Caspar Schwenckfeld (1489-1561) was yet another Catholic priest who lost his mooring during turbulent times – in this case, the Reformation era. Born in Ossig, Silesia, to noble parents, he started university in Cologne in 1505, but after two years moved on to the university at Frankfurt on the Oder. After another year or two, he became adviser to successive dukes of Leignitz, the small German state in which he found himself. Reading Luther’s works, Fr Schwenckfeld soon identified with the Reformation, but broke with Luther over the Eucharist. Rejecting his former mentor’s views on the Sacrament, he held that its reception was a purely spiritual eating of the Body of Christ.

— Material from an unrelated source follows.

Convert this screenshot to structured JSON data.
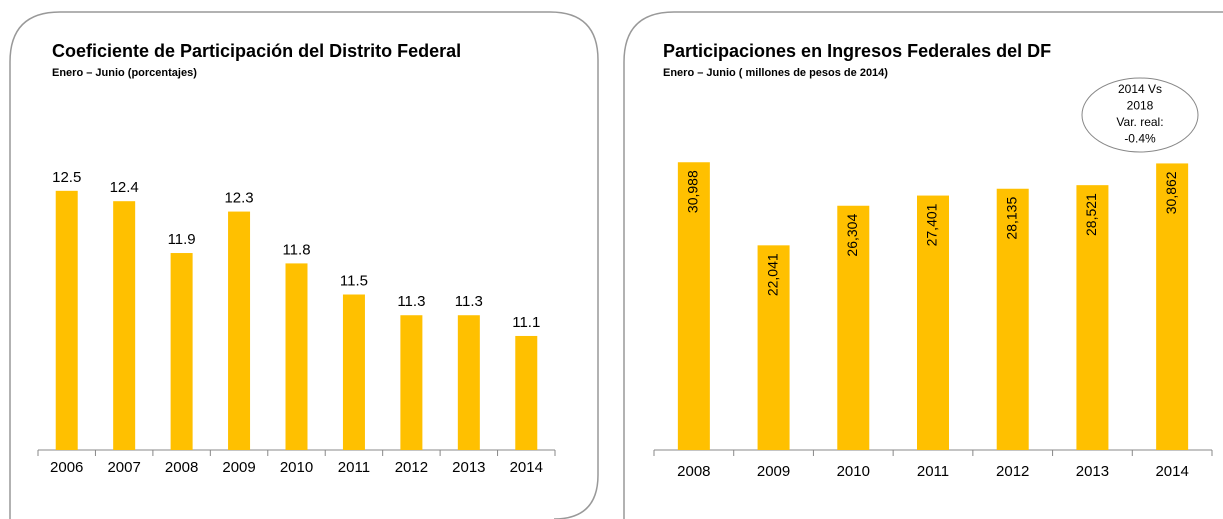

Continuing to develop new beliefs, he rejected infant baptism, came to hold that Jesus was becoming “evermore God”, and condemned oaths and most forms of government authority. Leaving Leignitz in 1529 to avoid causing his duke further embarrassment, Schwenckfeld continued to publish new doctrinal ideas, only to have them routinely condemned by Luther and other Reformers. In time, he came to reject the idea of an “outward Church” in favour of inner spiritual renewal. Nevertheless, in his lifetime he was seen as pursuing a “middle way” between the “Magisterial Reformers”, such as Luther, Calvin and Zwingli, and the Anabaptists.
Despite his rejection of Church structures, groups of followers developed around his writings. Persecuted in Germany, they began emigrating to Philadelphia. Most of the Schwenckfelders in the world today are in that area, organised in five churches. Probably the best – if not the only – known Schwenckfelder in American history was Richard Schweiker, Ronald Reagan’s putative vice president nominee in his unsuccessful 1976 bid. After Reagan’s 1980 victory. Schweiker served two years as US secretary of health and human services.
Today’s Schwenckfelders do not share all of their founder’s beliefs – especially regarding churches.